St. Joseph’s downed No. 15 Dayton, 79-70, on Wednesday to improve to 22-4 (11-2) on the season, while the Flyers fell to 21-4 (11-2).
That’s odd. Two teams from the same conference with virtually identical records. Yet one is ranked and one isn’t.
Why is that?
“I think that Dayton has played a magnificent schedule,” St. Joseph’s head coach Phil Martelli told Paul Nanos, who was filling in as host of CBS Sports Radio’s Ferrall on the Bench. “They’re a name that carried over. They have five NCAA wins the last two years. It’s hard to come from nowhere to somewhere. Basically, we had 13 wins last year and we were nowhere. The rankings – and I don’t mean this as coach speak – but it doesn’t mean anything.

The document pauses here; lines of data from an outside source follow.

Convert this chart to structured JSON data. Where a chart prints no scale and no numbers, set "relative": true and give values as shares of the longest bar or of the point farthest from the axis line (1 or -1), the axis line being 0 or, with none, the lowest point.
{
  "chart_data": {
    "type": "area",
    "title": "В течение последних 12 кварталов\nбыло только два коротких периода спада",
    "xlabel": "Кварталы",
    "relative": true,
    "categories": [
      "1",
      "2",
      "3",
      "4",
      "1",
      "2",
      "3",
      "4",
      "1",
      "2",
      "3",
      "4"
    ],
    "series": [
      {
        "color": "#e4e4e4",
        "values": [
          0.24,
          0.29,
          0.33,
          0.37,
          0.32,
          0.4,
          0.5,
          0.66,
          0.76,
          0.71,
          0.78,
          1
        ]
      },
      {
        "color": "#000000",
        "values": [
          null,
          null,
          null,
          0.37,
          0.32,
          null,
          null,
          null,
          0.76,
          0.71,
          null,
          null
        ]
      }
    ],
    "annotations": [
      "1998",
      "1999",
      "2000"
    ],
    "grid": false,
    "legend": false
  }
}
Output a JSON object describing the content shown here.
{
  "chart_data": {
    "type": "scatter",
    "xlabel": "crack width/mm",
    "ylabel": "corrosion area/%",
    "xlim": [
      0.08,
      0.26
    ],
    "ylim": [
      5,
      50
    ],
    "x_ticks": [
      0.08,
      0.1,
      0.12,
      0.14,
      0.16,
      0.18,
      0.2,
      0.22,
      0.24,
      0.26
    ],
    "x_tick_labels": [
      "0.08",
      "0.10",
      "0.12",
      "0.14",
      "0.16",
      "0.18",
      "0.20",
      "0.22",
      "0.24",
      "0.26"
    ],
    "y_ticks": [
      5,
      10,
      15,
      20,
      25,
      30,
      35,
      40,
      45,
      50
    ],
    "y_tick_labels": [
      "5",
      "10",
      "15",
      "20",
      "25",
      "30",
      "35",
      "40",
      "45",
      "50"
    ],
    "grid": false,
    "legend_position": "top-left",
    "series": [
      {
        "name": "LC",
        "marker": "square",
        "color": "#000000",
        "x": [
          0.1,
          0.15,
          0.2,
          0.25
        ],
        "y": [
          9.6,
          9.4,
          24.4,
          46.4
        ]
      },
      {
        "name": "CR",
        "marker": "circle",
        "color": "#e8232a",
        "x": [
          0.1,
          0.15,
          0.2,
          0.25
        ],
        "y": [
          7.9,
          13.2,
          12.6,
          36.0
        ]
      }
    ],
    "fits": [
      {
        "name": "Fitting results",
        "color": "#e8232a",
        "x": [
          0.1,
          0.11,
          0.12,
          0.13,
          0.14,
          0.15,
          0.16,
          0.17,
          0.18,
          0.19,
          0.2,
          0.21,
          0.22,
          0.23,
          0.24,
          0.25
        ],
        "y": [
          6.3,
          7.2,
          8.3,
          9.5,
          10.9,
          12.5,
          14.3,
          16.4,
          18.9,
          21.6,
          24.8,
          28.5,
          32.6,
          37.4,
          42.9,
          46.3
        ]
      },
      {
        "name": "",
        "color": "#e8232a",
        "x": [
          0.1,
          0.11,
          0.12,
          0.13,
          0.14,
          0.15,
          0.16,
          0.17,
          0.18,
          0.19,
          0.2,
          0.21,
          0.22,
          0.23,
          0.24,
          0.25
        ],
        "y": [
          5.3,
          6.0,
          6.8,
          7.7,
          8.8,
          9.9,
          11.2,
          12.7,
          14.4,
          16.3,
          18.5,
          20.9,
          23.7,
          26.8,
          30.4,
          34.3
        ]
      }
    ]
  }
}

Our players have to (be) satisfied with what they are accomplishing. We don’t need some outside marker to say you guys are really good. We know we’re good and and we’ve been good since August.”
St. Joe’s limited Dayton to 41.1 percent from the floor and 8-of-31 (25.8 percent) from three-point range. Still, Martelli was mighty impressed with the Flyers, who entered the night having won 14 of 15, including nine straight.
“Dayton can play a long way in the NCAA Tournament,” he said. “Whoever gets called to play them is in for a long, long night. We have to acknowledge the fact that they played without Kendall Pollard, who is a magnificent low-post player for them. They played on the road. They’e coming off emotional games with Duquesne – down 12 with three minutes left and they win – and at Rhode Island, down one with 40 seconds left and they win. So we caught them at the right time. In terms of (the) national (picture), let’s see how this plays out. But in other opportunities to be national – Villanova, Florida – we didn’t answer the bell. Tonight we answered the bell.”
DeAndre Bembry led St. Joe’s with 16 points, 13 rebounds and three assists and didn’t sit out for a second.
“People asked why he played 40 minutes,” Martelli said. “I said, ‘Because the game was only 40 minutes. If it was 45, he would have played 45.’”
St. Joe’s, Dayton and VCU are now in a three-way tie for first place in the A-10 standings. Martelli was asked if the conference is getting the national attention it deserves.
“No, but look, the Power 5 is running everything,” Martelli said. “Because the Power 5 has football, they run everything. Basketball people know what the Atlantic-10 is. Basketball people know. But nationally, you can only know what you watch and what you hear – and what you hear is Power 5, Power 5, Power 5. It is the way it is. The Atlantic-10 has come a long way because we used to fight it. We don’t have to. We just have to be the best basketball-centric league in America, which we certainly are.”
Martelli now has 397 wins in his career – just three shy of 400.
“I didn’t know that,” said Martelli, who has been on staff St. Joe’s since 1985 and became head coach in 1995. “I knew that I started the year (close to that milestone) and if we had a big year, I was in range. I didn’t know it was three. Just like I don’t look at March and what people say about what could happen in March, I only have the energy for 24 hours a day to give my players every chance to win. That’s all I can do. I appreciate you mentioning it. It’s not going to change how I go about my business tomorrow or over the next two weeks. It would be nice to get. I’ll be honest with you: I’ll be disappointed if I don’t get it because that would mean we couldn’t go 3-2 in the last five games.”
St. Joe’s plays three of its final five games on the road, starting at Davidson (15-9, 7-6) this Saturday at 2 p.m. ET.